Drin ein mehrstimmiges Aufheulen. Gleich darauf spürte die Frau Druck auf die Klinke, die sie, während sie fieberhaft einen nächsten Schritt überlegte, krampfhaft fest hielt.
Auf der anderen Seite krachte ein schwerer Körper gegen die Tür, dass diese erzitterte. Aber es hörte sich an, als ob sie noch mehreren Schlägen standhielte. Ein wütendes Knurren folgte. Ohne Zweifel würden die drei herausstürzen, sobald Susan die Klinke frei gab. Und keinen Gegenstand erspähte sie in der Nähe, mit dem der Türgriff zu fixieren gewesen wäre.
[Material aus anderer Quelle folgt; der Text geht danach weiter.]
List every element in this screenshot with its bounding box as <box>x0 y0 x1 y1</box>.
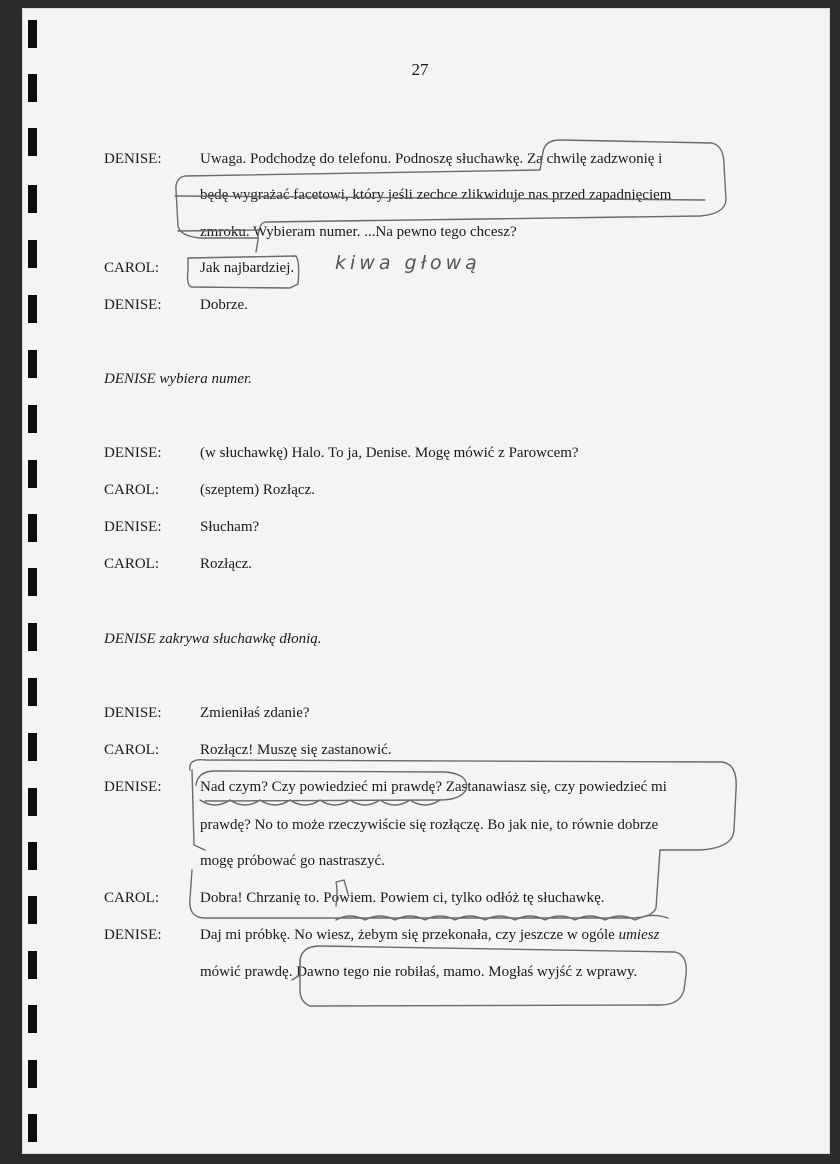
binding-hole <box>28 1005 37 1033</box>
speaker-denise: DENISE: <box>104 705 162 721</box>
binding-hole <box>28 733 37 761</box>
dialogue-line: mówić prawdę. Dawno tego nie robiłaś, mamo. Mogłaś wyjść z wprawy. <box>200 964 638 980</box>
binding-hole <box>28 350 37 378</box>
binding-hole <box>28 128 37 156</box>
binding-hole <box>28 568 37 596</box>
speaker-denise: DENISE: <box>104 445 162 461</box>
speaker-denise: DENISE: <box>104 151 162 167</box>
speaker-denise: DENISE: <box>104 779 162 795</box>
dialogue-line: (szeptem) Rozłącz. <box>200 482 315 498</box>
binding-holes <box>0 0 40 1164</box>
binding-hole <box>28 1060 37 1088</box>
binding-hole <box>28 20 37 48</box>
dialogue-line: Dobrze. <box>200 297 248 313</box>
speaker-carol: CAROL: <box>104 556 160 572</box>
stage-text: zakrywa słuchawkę dłonią. <box>155 631 322 647</box>
binding-hole <box>28 405 37 433</box>
dialogue-line: Jak najbardziej. <box>200 260 295 276</box>
emphasis-text: umiesz <box>618 927 660 943</box>
dialogue-line: Zmieniłaś zdanie? <box>200 705 310 721</box>
binding-hole <box>28 460 37 488</box>
binding-hole <box>28 623 37 651</box>
speaker-denise: DENISE: <box>104 927 162 943</box>
dialogue-line: Rozłącz! Muszę się zastanowić. <box>200 742 392 758</box>
binding-hole <box>28 842 37 870</box>
speaker-carol: CAROL: <box>104 742 160 758</box>
dialogue-line: zmroku. Wybieram numer. ...Na pewno tego chcesz? <box>200 224 517 240</box>
binding-hole <box>28 295 37 323</box>
handwritten-note: kiwa głową <box>335 252 481 274</box>
binding-hole <box>28 678 37 706</box>
binding-hole <box>28 240 37 268</box>
speaker-carol: CAROL: <box>104 260 160 276</box>
speaker-denise: DENISE: <box>104 519 162 535</box>
binding-hole <box>28 185 37 213</box>
dialogue-line: Nad czym? Czy powiedzieć mi prawdę? Zastanawiasz się, czy powiedzieć mi <box>200 779 667 795</box>
speaker-carol: CAROL: <box>104 482 160 498</box>
stage-character: DENISE <box>104 371 156 387</box>
speaker-carol: CAROL: <box>104 890 160 906</box>
binding-hole <box>28 788 37 816</box>
dialogue-line: Dobra! Chrzanię to. Powiem. Powiem ci, tylko odłóż tę słuchawkę. <box>200 890 605 906</box>
stage-direction <box>104 371 252 388</box>
page-number: 27 <box>411 60 429 79</box>
paper-sheet <box>22 8 830 1154</box>
speaker-denise: DENISE: <box>104 297 162 313</box>
binding-hole <box>28 951 37 979</box>
binding-hole <box>28 1114 37 1142</box>
binding-hole <box>28 514 37 542</box>
dialogue-line <box>200 927 659 944</box>
dialogue-line: Uwaga. Podchodzę do telefonu. Podnoszę słuchawkę. Za chwilę zadzwonię i <box>200 151 663 167</box>
binding-hole <box>28 896 37 924</box>
stage-direction <box>104 631 322 648</box>
dialogue-line: prawdę? No to może rzeczywiście się rozłączę. Bo jak nie, to równie dobrze <box>200 817 659 833</box>
dialogue-text: Daj mi próbkę. No wiesz, żebym się przekonała, czy jeszcze w ogóle <box>200 927 619 943</box>
dialogue-line: mogę próbować go nastraszyć. <box>200 853 385 869</box>
dialogue-line: Rozłącz. <box>200 556 253 572</box>
dialogue-line: (w słuchawkę) Halo. To ja, Denise. Mogę mówić z Parowcem? <box>200 445 579 461</box>
dialogue-line: Słucham? <box>200 519 260 535</box>
stage-text: wybiera numer. <box>155 371 252 387</box>
dialogue-line: będę wygrażać facetowi, który jeśli zechce zlikwiduje nas przed zapadnięciem <box>200 187 672 203</box>
stage-character: DENISE <box>104 631 156 647</box>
Aus dem Zimmer drang das Geräusch von splitterndem Glas. Dann hub ein ohrenbetäubendes Bellgetöse an, das sich Susan zunächst nicht erklären konnte, bis sie entferntere Antwort vernahm. ,Die rufen Hilfe, verdammt! Die drei sind nicht allein.’ Dann der Gedanke: ,Wenn sie bellen, befassen sie sich nicht mit der Tür!’ Sie rannte die zehn Meter zur Treppe, sprang die beiden Absätze hinab, stieß die Portalflügel auf und sprintete zum Auto, das mit noch wenigen anderen in nicht mehr als 30 Metern Entfernung stand.
Von zwei Seiten preschte es fast lautlos auf sie zu. Nur der Kies knirschte unter den dahinfliegenden Pfoten.
Susan Remp wusste: Keine Chance, den Wagen zu erreichen. Sie rannte dennoch.
Dann spürte sie das Zerren an der Kleidung und einige heftige Stöße an die Schulter. Sie stürzte, versank in einem Knäuel von braunen, schwarzen und gefleckten Leibern, wurde von nassen, kalten Schnauzen berührt, hörte das Reißen von Stoff, und sie fühlte schmerzhaft die Zähne.
Dann trat unvermittelt Ruhe ein.
Susan Remp lag auf dem Rücken. Unmittelbar vor sich erblickte sie ein Stück Hundekopf, einen hellen Fellfleck, und um den Hals spürte sie einen stechenden Druck. Sie wusste, dass ein klaffendes Maul ihre Kehle umschloss.